There’s a lot of talented actors onboard, though it’s almost baffling how little most of them are given to do. Noomi Rapace (“Sherlock Holmes: A Game of Shadows”) is remarkably game as a type-A, scream-queen spitfire who suffers all sorts of indignities throughout the film. The always solid Idris Elba (“Luther”) makes a righteous ship’s captain. And Charlize Theron seems perfectly natural playing a frigid, no-nonsense project leader. All of them are perfectly adequate for the roles but given nothing to do with them. The entire roster of characters seem to be from the sci-fi stock character pool; it’s a lot of good actors with a boilerplate script.
The most mind-blowing example is Guy Pearce. I love Guy Pearce—seeing his name in the credits of any movie is usually an encouraging sign. Then, he shows up in old-age makeup in a role that constitutes about 10 minutes of screen time before being killed horribly in a meaningless role that could have easily been played by anybody. What was the point of having a talent like Guy Pearce in a movie slathered in bad-age makeup for a role with no arc, no meat and no purpose? I respect Ridley Scott as a director, but I’d be lying if I said some of his choices didn’t leave me baffled and bemused.
There’s probably some irony that the most human portrayal the film offers comes from an android named David (Michael Fassbender), a malevolent and wonderfully disconnected artificial life-form whose intentions are never clear. He plots and schemes on behalf of a silent benefactor who has his own reasons for learning about the existence of our creators—none of which end up making a whole lot of sense.

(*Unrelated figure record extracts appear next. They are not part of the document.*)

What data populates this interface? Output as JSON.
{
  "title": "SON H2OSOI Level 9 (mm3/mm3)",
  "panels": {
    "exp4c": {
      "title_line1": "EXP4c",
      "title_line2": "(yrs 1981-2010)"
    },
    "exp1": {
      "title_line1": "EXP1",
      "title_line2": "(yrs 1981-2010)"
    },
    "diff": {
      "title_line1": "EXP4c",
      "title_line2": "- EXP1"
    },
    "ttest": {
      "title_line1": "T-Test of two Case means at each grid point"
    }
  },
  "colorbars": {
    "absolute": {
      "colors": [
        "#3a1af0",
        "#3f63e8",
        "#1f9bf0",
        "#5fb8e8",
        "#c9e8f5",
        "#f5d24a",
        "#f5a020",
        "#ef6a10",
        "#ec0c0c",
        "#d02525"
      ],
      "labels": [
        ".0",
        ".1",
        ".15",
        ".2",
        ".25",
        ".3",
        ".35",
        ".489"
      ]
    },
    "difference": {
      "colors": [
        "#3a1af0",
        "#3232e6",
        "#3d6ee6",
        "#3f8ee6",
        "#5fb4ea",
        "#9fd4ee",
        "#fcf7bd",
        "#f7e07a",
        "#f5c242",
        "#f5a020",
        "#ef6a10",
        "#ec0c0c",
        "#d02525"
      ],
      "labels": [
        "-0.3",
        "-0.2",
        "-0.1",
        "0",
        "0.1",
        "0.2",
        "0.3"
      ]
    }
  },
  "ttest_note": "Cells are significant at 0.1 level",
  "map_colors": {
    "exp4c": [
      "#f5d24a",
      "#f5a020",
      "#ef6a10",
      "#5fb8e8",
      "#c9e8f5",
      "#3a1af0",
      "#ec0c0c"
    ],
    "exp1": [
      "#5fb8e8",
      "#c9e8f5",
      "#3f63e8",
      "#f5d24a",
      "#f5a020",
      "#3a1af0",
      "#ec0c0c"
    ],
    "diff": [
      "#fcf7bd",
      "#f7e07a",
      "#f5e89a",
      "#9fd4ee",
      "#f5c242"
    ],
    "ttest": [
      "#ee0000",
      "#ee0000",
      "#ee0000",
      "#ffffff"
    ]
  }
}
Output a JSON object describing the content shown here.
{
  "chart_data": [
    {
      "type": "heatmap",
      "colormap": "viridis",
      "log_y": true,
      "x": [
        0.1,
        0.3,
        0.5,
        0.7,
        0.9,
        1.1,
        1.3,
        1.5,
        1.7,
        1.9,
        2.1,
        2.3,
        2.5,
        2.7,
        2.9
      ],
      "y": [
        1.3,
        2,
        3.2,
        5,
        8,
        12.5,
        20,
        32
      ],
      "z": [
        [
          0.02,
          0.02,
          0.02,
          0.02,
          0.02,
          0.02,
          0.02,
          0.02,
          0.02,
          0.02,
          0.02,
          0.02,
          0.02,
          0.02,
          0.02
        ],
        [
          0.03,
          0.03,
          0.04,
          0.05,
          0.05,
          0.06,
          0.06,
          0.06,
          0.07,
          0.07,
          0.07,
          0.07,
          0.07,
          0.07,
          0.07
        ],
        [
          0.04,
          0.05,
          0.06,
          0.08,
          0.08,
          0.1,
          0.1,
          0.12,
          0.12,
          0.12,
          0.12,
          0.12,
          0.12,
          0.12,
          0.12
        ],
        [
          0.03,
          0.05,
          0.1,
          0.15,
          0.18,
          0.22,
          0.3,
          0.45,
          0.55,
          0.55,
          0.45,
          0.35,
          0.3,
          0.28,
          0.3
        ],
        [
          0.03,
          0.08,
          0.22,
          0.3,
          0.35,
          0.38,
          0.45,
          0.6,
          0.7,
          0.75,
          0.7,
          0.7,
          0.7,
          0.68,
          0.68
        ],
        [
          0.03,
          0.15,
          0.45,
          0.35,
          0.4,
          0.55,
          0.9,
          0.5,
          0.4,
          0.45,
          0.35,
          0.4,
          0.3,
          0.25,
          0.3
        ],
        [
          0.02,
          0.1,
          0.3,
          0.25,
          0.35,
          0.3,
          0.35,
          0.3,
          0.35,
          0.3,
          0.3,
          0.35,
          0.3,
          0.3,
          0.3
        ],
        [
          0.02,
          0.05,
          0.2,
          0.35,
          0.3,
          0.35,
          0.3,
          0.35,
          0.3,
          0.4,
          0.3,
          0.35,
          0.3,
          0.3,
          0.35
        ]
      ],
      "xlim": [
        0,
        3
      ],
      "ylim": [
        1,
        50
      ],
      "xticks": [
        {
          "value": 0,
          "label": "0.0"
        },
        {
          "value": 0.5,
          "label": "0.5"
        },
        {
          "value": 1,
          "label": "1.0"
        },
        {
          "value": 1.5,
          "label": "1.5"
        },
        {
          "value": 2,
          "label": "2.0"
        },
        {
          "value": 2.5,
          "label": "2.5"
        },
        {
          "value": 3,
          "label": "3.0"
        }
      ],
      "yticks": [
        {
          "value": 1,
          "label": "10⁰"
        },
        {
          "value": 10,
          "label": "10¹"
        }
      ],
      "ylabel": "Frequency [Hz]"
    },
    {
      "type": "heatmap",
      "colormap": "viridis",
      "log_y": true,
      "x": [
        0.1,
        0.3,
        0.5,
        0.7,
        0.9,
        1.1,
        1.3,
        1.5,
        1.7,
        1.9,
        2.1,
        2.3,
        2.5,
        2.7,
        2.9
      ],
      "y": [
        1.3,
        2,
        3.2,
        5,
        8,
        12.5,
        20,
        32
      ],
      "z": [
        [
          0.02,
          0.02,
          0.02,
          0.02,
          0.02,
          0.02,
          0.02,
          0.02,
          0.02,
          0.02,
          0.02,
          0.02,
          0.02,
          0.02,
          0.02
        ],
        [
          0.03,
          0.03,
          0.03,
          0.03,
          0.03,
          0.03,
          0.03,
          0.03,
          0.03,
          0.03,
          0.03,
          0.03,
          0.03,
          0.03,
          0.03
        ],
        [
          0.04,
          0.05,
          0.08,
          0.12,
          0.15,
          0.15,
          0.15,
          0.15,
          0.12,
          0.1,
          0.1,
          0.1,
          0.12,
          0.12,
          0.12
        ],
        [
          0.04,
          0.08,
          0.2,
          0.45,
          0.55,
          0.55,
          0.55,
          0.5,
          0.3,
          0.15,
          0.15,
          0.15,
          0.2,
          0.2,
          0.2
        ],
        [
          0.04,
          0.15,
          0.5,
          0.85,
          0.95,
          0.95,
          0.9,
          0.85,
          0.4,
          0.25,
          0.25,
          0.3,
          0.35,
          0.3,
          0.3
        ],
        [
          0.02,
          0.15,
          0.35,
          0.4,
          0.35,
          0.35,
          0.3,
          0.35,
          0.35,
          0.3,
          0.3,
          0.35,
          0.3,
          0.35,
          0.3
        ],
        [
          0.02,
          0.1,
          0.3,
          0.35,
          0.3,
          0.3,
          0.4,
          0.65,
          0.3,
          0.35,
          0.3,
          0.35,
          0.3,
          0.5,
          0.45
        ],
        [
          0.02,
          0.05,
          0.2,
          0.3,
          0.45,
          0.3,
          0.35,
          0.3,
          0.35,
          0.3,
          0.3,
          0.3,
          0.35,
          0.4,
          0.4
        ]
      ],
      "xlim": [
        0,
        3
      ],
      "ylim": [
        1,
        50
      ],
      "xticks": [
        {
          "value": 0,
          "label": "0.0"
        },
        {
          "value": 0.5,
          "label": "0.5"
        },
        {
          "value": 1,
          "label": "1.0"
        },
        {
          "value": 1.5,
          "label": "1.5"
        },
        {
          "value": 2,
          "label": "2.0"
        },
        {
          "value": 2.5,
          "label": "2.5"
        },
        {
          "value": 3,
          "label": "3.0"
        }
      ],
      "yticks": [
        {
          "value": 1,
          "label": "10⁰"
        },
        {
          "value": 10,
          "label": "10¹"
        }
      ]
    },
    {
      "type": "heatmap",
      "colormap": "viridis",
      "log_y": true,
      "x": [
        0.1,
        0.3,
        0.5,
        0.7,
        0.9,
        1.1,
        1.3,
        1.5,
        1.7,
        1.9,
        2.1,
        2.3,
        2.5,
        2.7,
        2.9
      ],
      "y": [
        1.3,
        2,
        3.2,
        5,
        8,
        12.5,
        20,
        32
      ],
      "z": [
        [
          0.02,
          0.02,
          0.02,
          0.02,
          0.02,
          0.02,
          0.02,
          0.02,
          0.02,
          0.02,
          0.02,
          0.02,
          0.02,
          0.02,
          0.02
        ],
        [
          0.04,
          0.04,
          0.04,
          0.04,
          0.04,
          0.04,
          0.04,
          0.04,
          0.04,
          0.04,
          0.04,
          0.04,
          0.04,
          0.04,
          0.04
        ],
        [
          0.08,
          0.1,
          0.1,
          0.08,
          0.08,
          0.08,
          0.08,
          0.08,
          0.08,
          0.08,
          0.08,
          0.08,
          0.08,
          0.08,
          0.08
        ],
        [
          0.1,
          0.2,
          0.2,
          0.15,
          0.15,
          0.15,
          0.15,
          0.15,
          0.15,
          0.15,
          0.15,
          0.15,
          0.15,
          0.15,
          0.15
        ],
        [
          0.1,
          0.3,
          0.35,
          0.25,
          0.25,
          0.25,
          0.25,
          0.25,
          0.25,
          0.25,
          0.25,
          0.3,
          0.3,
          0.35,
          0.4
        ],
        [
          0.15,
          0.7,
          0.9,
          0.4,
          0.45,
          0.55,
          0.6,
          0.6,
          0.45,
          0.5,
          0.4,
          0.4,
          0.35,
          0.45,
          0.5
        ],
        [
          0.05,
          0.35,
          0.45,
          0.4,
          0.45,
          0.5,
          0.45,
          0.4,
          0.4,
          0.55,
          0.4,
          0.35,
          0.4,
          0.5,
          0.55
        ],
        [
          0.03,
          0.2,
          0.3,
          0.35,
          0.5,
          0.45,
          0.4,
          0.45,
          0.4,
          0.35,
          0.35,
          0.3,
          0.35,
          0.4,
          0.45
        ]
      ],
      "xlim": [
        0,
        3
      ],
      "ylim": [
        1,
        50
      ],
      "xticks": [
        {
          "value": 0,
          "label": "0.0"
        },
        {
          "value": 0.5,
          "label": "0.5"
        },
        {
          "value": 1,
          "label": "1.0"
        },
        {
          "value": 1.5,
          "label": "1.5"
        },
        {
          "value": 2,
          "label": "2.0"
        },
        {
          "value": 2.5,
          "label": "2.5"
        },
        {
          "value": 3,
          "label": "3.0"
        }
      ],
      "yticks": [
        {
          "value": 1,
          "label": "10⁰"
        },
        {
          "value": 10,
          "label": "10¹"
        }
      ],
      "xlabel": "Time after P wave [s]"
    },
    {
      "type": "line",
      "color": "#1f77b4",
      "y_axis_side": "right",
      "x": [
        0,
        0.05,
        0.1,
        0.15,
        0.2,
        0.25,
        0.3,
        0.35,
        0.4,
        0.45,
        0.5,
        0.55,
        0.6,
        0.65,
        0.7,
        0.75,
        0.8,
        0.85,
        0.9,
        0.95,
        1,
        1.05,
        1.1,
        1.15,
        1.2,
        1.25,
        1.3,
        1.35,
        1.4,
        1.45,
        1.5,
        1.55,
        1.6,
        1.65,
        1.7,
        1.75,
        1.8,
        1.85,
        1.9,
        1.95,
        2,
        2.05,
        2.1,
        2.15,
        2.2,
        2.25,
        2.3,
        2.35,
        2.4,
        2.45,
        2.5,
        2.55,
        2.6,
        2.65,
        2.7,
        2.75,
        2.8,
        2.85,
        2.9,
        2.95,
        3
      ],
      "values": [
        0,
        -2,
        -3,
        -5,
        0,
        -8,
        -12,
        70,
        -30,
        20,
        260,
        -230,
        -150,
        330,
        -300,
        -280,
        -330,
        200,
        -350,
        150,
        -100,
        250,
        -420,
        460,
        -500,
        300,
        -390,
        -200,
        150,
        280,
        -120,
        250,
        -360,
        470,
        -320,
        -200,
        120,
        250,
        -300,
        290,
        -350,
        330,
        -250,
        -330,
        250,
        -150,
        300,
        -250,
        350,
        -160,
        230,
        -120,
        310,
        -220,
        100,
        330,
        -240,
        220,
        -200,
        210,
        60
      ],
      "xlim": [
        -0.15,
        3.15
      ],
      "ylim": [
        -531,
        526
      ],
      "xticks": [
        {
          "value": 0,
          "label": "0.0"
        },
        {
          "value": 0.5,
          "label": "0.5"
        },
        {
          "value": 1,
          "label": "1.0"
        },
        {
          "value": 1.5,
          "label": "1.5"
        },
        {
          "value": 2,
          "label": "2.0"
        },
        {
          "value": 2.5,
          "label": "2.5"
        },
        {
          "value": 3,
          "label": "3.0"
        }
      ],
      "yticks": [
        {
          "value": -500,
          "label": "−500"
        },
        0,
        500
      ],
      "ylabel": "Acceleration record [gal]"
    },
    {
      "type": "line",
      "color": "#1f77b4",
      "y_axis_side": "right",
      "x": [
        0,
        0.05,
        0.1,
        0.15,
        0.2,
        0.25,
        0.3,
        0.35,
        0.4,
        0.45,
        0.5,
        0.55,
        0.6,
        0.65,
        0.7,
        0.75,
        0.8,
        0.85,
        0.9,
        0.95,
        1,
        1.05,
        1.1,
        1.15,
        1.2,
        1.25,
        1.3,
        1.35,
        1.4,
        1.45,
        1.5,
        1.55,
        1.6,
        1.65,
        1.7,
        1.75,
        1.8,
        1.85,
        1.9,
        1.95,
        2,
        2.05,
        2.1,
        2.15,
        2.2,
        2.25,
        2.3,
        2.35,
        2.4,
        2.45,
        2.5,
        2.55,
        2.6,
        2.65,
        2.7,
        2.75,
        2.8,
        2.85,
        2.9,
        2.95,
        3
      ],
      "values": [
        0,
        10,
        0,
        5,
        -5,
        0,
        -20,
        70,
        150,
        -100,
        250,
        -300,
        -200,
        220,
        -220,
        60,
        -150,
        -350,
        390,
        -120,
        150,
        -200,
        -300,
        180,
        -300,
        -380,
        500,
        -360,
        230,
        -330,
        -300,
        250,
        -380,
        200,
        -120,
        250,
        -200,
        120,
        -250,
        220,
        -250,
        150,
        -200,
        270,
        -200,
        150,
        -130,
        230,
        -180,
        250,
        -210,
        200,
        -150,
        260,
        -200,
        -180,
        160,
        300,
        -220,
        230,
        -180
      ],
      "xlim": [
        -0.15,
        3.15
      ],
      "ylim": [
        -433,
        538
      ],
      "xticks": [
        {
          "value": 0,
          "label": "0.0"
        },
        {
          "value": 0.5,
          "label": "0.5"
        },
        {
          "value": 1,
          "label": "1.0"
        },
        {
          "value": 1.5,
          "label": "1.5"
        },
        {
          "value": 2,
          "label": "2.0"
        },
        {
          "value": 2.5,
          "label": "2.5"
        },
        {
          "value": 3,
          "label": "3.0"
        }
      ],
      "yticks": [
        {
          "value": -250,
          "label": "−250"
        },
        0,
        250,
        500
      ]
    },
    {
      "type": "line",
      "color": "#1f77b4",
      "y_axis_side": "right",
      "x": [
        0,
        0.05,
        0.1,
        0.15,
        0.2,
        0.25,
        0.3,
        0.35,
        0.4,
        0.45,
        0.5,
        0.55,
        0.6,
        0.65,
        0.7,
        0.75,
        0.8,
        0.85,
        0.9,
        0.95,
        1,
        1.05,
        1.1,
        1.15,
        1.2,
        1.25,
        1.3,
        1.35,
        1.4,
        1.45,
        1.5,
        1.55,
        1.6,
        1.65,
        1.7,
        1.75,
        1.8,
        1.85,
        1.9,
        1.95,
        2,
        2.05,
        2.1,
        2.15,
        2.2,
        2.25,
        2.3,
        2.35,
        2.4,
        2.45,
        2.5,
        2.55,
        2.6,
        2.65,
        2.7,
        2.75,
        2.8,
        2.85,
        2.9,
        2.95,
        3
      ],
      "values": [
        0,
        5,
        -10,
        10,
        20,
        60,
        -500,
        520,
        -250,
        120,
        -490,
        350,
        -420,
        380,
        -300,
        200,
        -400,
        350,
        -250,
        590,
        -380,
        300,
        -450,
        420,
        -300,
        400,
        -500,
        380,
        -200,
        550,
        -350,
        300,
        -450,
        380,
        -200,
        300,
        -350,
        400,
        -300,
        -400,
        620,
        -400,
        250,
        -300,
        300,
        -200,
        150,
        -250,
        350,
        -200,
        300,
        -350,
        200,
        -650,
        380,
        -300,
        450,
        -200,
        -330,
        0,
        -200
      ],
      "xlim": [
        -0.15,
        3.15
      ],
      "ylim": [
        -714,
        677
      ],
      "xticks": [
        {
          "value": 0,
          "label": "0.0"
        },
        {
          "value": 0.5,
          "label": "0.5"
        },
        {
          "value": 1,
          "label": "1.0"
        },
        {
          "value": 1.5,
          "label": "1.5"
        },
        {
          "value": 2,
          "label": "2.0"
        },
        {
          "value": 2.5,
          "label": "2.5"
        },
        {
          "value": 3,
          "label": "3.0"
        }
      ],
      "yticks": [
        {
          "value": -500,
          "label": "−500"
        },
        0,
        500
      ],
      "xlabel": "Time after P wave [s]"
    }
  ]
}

Despite such qualms, “Prometheus” is a difficult movie to review because it’s not terrible. In fact, there are glimmers of greatness. The film is remarkably well-designed and provides some exceptional visuals. That’s a nice way of saying it’s an emotionally vacant, special-effects demo reel.
There’s some cool stuff to see, but the majority of the cool factor comes from very well-staged set pieces and a crazy good performance from Michael Fassbender. The movie fails to deliver any tension or scares. I kept waiting for the stakes to get higher or for some frightening moments of alien-inspired terror. They never materialized. Instead, “Prometheus” delivers a very polished, hard science-fiction story that asks some lofty questions and never bothers to answer them. What answers are provided come in expository throwaways that are never fully explored.
“They’re going to destroy Earth!” declares one character. How exactly do we know that? We don’t.
“This is where they make weapons of mass destruction!” screams another. How do they know they’re weapons?
The most frustrating part comes from a simple device used to start the journey: a series of cave paintings from around the world that point to the planet they set out to explore. We never find out who created them or why exactly this planet was a destination. If the planet is some weapons facility for an alien race, why exactly is there an ancient map on Earth for it? I don’t know a whole lot, but I know most highly intelligent races don’t leave maps lying around that lead to their weapons facilities.
I can forgive a film for absences of logic and reason (i.e. “Men in Black 3”), but when making a movie about the origin of the species, I expect it to be smarter. If it’s a movie about aliens killing a whole lot of people, it needs to be more intense. When stocking a movie full of quality actors, they need a script that makes it worth their time. “Prometheus” is just another big-budget film that feels like a wasted opportunity. That talented cast and that much money behind the camera should have produced something more profound. Or at least more entertaining.